Evidemment piquée par la curiosité, la maîtresse des lieux  finit par sortir de chez elle pour savoir ce que ces intrus font dans son jardin. Ménagère de moins de cinquante ans, sa maison est au cœur de ses préoccupations. BB est donc quasiment sûr de la toucher en expliquant qu’il fait un reportage photo pour le magazine d’art déco Life. Life, c’est la Bible des femmes au foyer. Le nom du magazine est à peine prononcé que la propriétaire veut en savoir plus…l’accroche est réussie. Les deux acolytes n’ont plus qu’un tout petit effort à fournir pour susciter l’envie de panneaux aluminium.

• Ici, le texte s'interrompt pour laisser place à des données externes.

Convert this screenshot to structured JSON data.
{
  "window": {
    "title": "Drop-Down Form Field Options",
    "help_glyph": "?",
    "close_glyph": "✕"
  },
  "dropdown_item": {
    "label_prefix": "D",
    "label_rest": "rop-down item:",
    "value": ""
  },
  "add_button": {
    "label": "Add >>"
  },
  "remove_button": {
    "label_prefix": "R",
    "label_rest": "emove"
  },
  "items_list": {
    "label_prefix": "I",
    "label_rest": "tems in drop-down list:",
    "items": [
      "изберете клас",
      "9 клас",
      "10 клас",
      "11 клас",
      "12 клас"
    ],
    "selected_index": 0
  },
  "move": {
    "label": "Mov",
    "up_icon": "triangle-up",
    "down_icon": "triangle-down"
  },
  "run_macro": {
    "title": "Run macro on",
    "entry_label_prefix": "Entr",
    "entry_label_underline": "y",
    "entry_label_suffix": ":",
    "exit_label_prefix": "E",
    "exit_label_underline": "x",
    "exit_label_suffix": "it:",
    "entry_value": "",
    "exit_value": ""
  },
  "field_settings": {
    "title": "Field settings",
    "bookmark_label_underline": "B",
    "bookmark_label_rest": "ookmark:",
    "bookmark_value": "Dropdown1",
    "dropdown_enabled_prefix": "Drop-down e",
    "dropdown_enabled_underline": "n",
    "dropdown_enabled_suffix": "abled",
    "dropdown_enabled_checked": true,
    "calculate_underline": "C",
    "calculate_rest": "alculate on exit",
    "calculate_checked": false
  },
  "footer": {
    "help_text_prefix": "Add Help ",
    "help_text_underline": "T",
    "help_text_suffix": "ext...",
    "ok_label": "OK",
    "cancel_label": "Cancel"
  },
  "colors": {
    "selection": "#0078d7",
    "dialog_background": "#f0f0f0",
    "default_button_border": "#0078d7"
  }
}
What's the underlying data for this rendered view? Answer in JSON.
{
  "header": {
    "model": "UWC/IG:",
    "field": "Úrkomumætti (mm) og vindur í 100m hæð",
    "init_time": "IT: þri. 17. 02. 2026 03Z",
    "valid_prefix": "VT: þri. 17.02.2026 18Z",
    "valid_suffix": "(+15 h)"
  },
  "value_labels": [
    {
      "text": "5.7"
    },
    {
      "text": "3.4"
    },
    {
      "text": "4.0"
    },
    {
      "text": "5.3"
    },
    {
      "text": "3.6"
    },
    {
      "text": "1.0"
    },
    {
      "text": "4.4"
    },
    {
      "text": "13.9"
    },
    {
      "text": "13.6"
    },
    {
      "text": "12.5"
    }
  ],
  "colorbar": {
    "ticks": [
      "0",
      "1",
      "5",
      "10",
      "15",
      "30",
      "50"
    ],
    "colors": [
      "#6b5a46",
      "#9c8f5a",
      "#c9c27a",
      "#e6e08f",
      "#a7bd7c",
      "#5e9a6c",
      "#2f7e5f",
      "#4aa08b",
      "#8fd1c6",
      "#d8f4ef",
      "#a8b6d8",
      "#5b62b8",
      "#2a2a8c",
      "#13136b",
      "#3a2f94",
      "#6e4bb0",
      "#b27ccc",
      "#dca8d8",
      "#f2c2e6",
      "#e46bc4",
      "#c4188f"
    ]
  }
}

C’est très simple : l’argument de la campagne de pub de type AVANT/ APRES. Evidemment, en l’état actuel la maison apparaîtrait sur la page AVANT, puisqu’elle n’a pas de panneaux aluminium.

Nos deux vendeurs peuvent amorcer l’argumentation : l’argument principal c’est que la maison sélectionnée pour la photo APRES est bien plus belle….parce qu’elle est déjà équipée de panneaux. Le sujet à creuser ici n’est pas tant le besoin d’équipement que l’envie de voir sa maison citée en exemple dans son magazine favori. « Le coup de Life », une stratégie pour susciter la demande qui fonctionne admirablement ici.

C’est le décalage de l’accroche qui permet de détourner l’argumentation de l’objectif de vente. Dans cette séquence, c’est une telle réussite que les deux vendeurs sont parvenus à faire de panneaux solaires un achat plaisir. C’est d’ailleurs le dernier argument que la cliente donne à son époux pour le sécuriser au moment de la conclusion : « Chéri, on sera dans life. » Et visiblement, ça n’a pas de prix!